Da porta de onde havia saído o mestre carpina, surge uma mulher, que grita uma notícia. 
Um filho nascera, o filho de seu José! Aparecem e se aproximam da casa do homem, vizinhos, 
amigos e duas ciganas entoando cânticos e louvores ao menino que nasceu: “Todo o céu e a 
terra lhe cantam louvor. Foi por ele que a maré esta noite não baixou… E este rio de água cega, 
ou baça, de comer terra, que jamais espelha o céu, hoje enfeitou-se de estrela”. 
Severino fica de fora sem tomar parte em nada, os vizinhos chegam, cumprimentam os 
pais, dão presentes que sua pobreza permite, falam sobre o menino e ainda duas ciganas falam 
sobre o futuro dele.

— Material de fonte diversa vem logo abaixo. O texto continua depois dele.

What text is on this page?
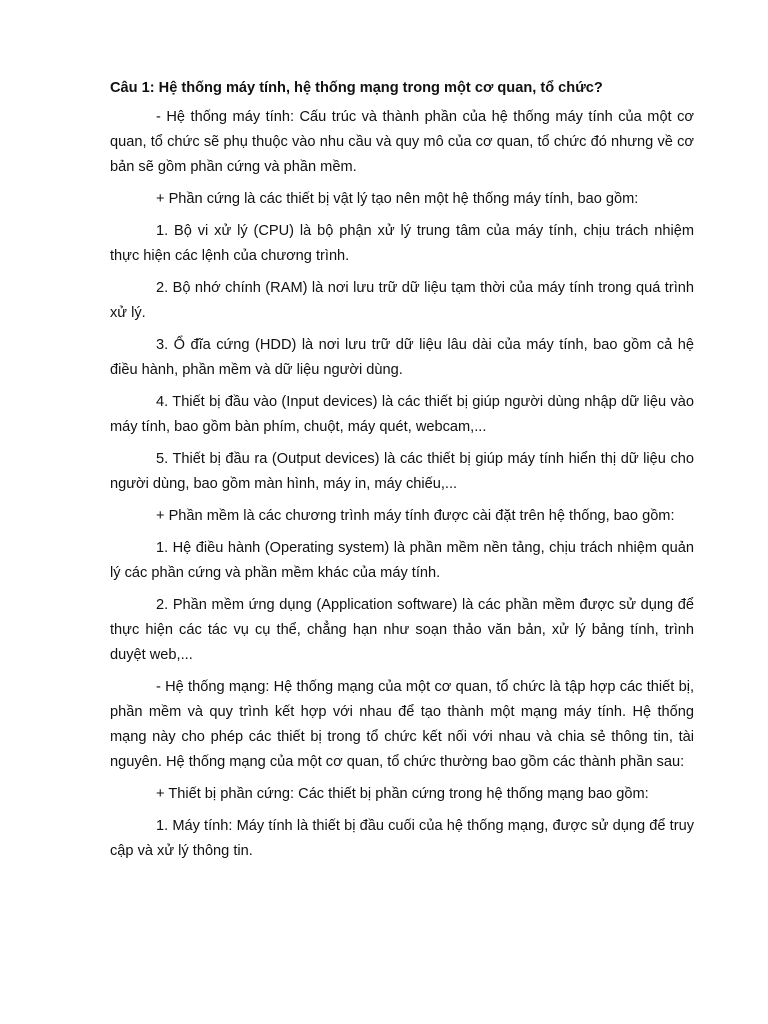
Câu 1: Hệ thống máy tính, hệ thống mạng trong một cơ quan, tổ chức?

- Hệ thống máy tính: Cấu trúc và thành phần của hệ thống máy tính của một cơ quan, tổ chức sẽ phụ thuộc vào nhu cầu và quy mô của cơ quan, tổ chức đó nhưng về cơ bản sẽ gồm phần cứng và phần mềm.

+ Phần cứng là các thiết bị vật lý tạo nên một hệ thống máy tính, bao gồm:

1. Bộ vi xử lý (CPU) là bộ phận xử lý trung tâm của máy tính, chịu trách nhiệm thực hiện các lệnh của chương trình.

2. Bộ nhớ chính (RAM) là nơi lưu trữ dữ liệu tạm thời của máy tính trong quá trình xử lý.

3. Ổ đĩa cứng (HDD) là nơi lưu trữ dữ liệu lâu dài của máy tính, bao gồm cả hệ điều hành, phần mềm và dữ liệu người dùng.

4. Thiết bị đầu vào (Input devices) là các thiết bị giúp người dùng nhập dữ liệu vào máy tính, bao gồm bàn phím, chuột, máy quét, webcam,...

5. Thiết bị đầu ra (Output devices) là các thiết bị giúp máy tính hiển thị dữ liệu cho người dùng, bao gồm màn hình, máy in, máy chiếu,...

+ Phần mềm là các chương trình máy tính được cài đặt trên hệ thống, bao gồm:

1. Hệ điều hành (Operating system) là phần mềm nền tảng, chịu trách nhiệm quản lý các phần cứng và phần mềm khác của máy tính.

2. Phần mềm ứng dụng (Application software) là các phần mềm được sử dụng để thực hiện các tác vụ cụ thể, chẳng hạn như soạn thảo văn bản, xử lý bảng tính, trình duyệt web,...

- Hệ thống mạng: Hệ thống mạng của một cơ quan, tổ chức là tập hợp các thiết bị, phần mềm và quy trình kết hợp với nhau để tạo thành một mạng máy tính. Hệ thống mạng này cho phép các thiết bị trong tổ chức kết nối với nhau và chia sẻ thông tin, tài nguyên. Hệ thống mạng của một cơ quan, tổ chức thường bao gồm các thành phần sau:

+ Thiết bị phần cứng: Các thiết bị phần cứng trong hệ thống mạng bao gồm:

1. Máy tính: Máy tính là thiết bị đầu cuối của hệ thống mạng, được sử dụng để truy cập và xử lý thông tin.
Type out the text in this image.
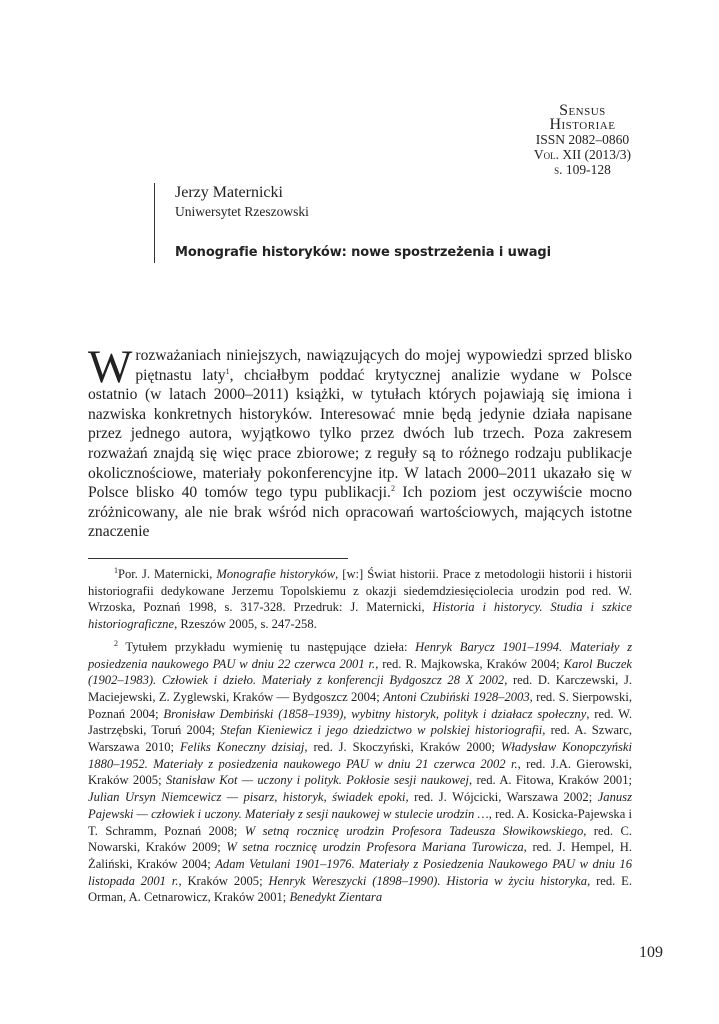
Sensus
Historiae
ISSN 2082–0860
Vol. XII (2013/3)
s. 109-128
Jerzy Maternicki
Uniwersytet Rzeszowski
Monografie historyków: nowe spostrzeżenia i uwagi
Wrozważaniach niniejszych, nawiązujących do mojej wypowiedzi sprzed blisko piętnastu laty$^1$, chciałbym poddać krytycznej analizie wydane w Polsce ostatnio (w latach 2000–2011) książki, w tytułach których pojawiają się imiona i nazwiska konkretnych historyków. Interesować mnie będą jedynie działa napisane przez jednego autora, wyjątkowo tylko przez dwóch lub trzech. Poza zakresem rozważań znajdą się więc prace zbiorowe; z reguły są to różnego rodzaju publikacje okolicznościowe, materiały pokonferencyjne itp. W latach 2000–2011 ukazało się w Polsce blisko 40 tomów tego typu publikacji.$^2$ Ich poziom jest oczywiście mocno zróżnicowany, ale nie brak wśród nich opracowań wartościowych, mających istotne znaczenie

$^1$Por. J. Maternicki, Monografie historyków, [w:] Świat historii. Prace z metodologii historii i historii historiografii dedykowane Jerzemu Topolskiemu z okazji siedemdziesięciolecia urodzin pod red. W. Wrzoska, Poznań 1998, s. 317-328. Przedruk: J. Maternicki, Historia i historycy. Studia i szkice historiograficzne, Rzeszów 2005, s. 247-258.

$^2$ Tytułem przykładu wymienię tu następujące dzieła: Henryk Barycz 1901–1994. Materiały z posiedzenia naukowego PAU w dniu 22 czerwca 2001 r., red. R. Majkowska, Kraków 2004; Karol Buczek (1902–1983). Człowiek i dzieło. Materiały z konferencji Bydgoszcz 28 X 2002, red. D. Karczewski, J. Maciejewski, Z. Zyglewski, Kraków — Bydgoszcz 2004; Antoni Czubiński 1928–2003, red. S. Sierpowski, Poznań 2004; Bronisław Dembiński (1858–1939), wybitny historyk, polityk i działacz społeczny, red. W. Jastrzębski, Toruń 2004; Stefan Kieniewicz i jego dziedzictwo w polskiej historiografii, red. A. Szwarc, Warszawa 2010; Feliks Koneczny dzisiaj, red. J. Skoczyński, Kraków 2000; Władysław Konopczyński 1880–1952. Materiały z posiedzenia naukowego PAU w dniu 21 czerwca 2002 r., red. J.A. Gierowski, Kraków 2005; Stanisław Kot — uczony i polityk. Pokłosie sesji naukowej, red. A. Fitowa, Kraków 2001; Julian Ursyn Niemcewicz — pisarz, historyk, świadek epoki, red. J. Wójcicki, Warszawa 2002; Janusz Pajewski — człowiek i uczony. Materiały z sesji naukowej w stulecie urodzin …, red. A. Kosicka-Pajewska i T. Schramm, Poznań 2008; W setną rocznicę urodzin Profesora Tadeusza Słowikowskiego, red. C. Nowarski, Kraków 2009; W setna rocznicę urodzin Profesora Mariana Turowicza, red. J. Hempel, H. Żaliński, Kraków 2004; Adam Vetulani 1901–1976. Materiały z Posiedzenia Naukowego PAU w dniu 16 listopada 2001 r., Kraków 2005; Henryk Wereszycki (1898–1990). Historia w życiu historyka, red. E. Orman, A. Cetnarowicz, Kraków 2001; Benedykt Zientara

109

Quando os vizinhos oferecem seus presentes, é demonstrada uma realidade 
de penúria e miséria. Para a mãe, levaram caranguejos pescados nos mangues, e também leite 
materno de seus próprios filhos, pois todos são irmãos de leite, de lama, de ar. Levaram ainda, 
papel de jornal para servir de cobertor e água de Olinda, da bica do Rosário, canário da terra, 
bolacha d’água que só em Paudalho se fabrica e um boneco de barro de Severino de 
Tracunhaém. Também foi levado um pitu que o pintor Monteiro fabricava em Gravatá, abacaxi 
de Goiana, ostras chegadas apanhadas no cais da Aurora, tamarindos e jaca. Mangabas e cajus, 
peixe, siris apanhados no lamaçal, mangas compradas nos quintais ricos do Espinheiro e dos 
Aflitos e Goiamuns dados pela gente pobre da Avenida Sul e da Avenida Norte. 
O futuro do menino, previsto pelas duas ciganas, não cria muitas expectativas . A 
primeira cigana faz uma previsão comum a todos da região - “Cedo aprenderá a caçar: primeiro, 
com as galinhas, que é catando pelo chão tudo o que cheira a comida”. Mais tarde, ela continua, 
será um pescador de mangue coberto de lama ou fazendo iscas com os dedos para pescar 
camarões. A segunda cigana vê o menino sujo de graxa das máquinas da fábrica, emprego que 
o levará longe. O longe do qual fala é um mangue mais distante , “mocambo melhor nos mangues 
do Beberibe”. 
Os vizinhos, amigos e pessoas que vieram com presentes para o menino, falaram de sua 
formosura, como um menino que mesmo magro, tem o peso de homem, pálido e franz inho, 
guenzo como todos do mangue. Uma criança pequena, enclenque, mas que cria coisas com as 
próprias mãos. Belo como o coqueiro que vence a areia marinha, e como a palmatória na 
caatinga sem saliva, tão belo como um sim numa sala negativa; belo porque é uma porta 
abrindo-se em mais saídas… E belo também, porque o novo contagia todo o velho, e porque o 
sangue novo acaba com a anemia, onde a vida nova e sadia infecciona a miséria, como o oásis 
no deserto, e ventos de calmaria. 
Severino, que esteve de fora, volta agora para ouvir de Seu José a resposta da pergunta 
que havia feito: se não valia mais saltar para fora da vida. Este, diz que não sabe a resposta da 
pergunta feita, mas, melhor que palavras, o nascimento da criança podia ser uma resposta: a 
vida vale a pena ser defendida. O espetáculo do desabrochar que é a própria vida, fala por si só, 
mesmo quando é difícil como uma vida severina. Seu José dá a ele uma lição - uma lição de vida. 
Em Morte e vida severina, apesar da presença constante da morte, da desesperança e da 
ausência de perspectivas, a renovação que o nascimento de uma vida faz acontecer é suficiente 
para que Seu José dê a sua resposta.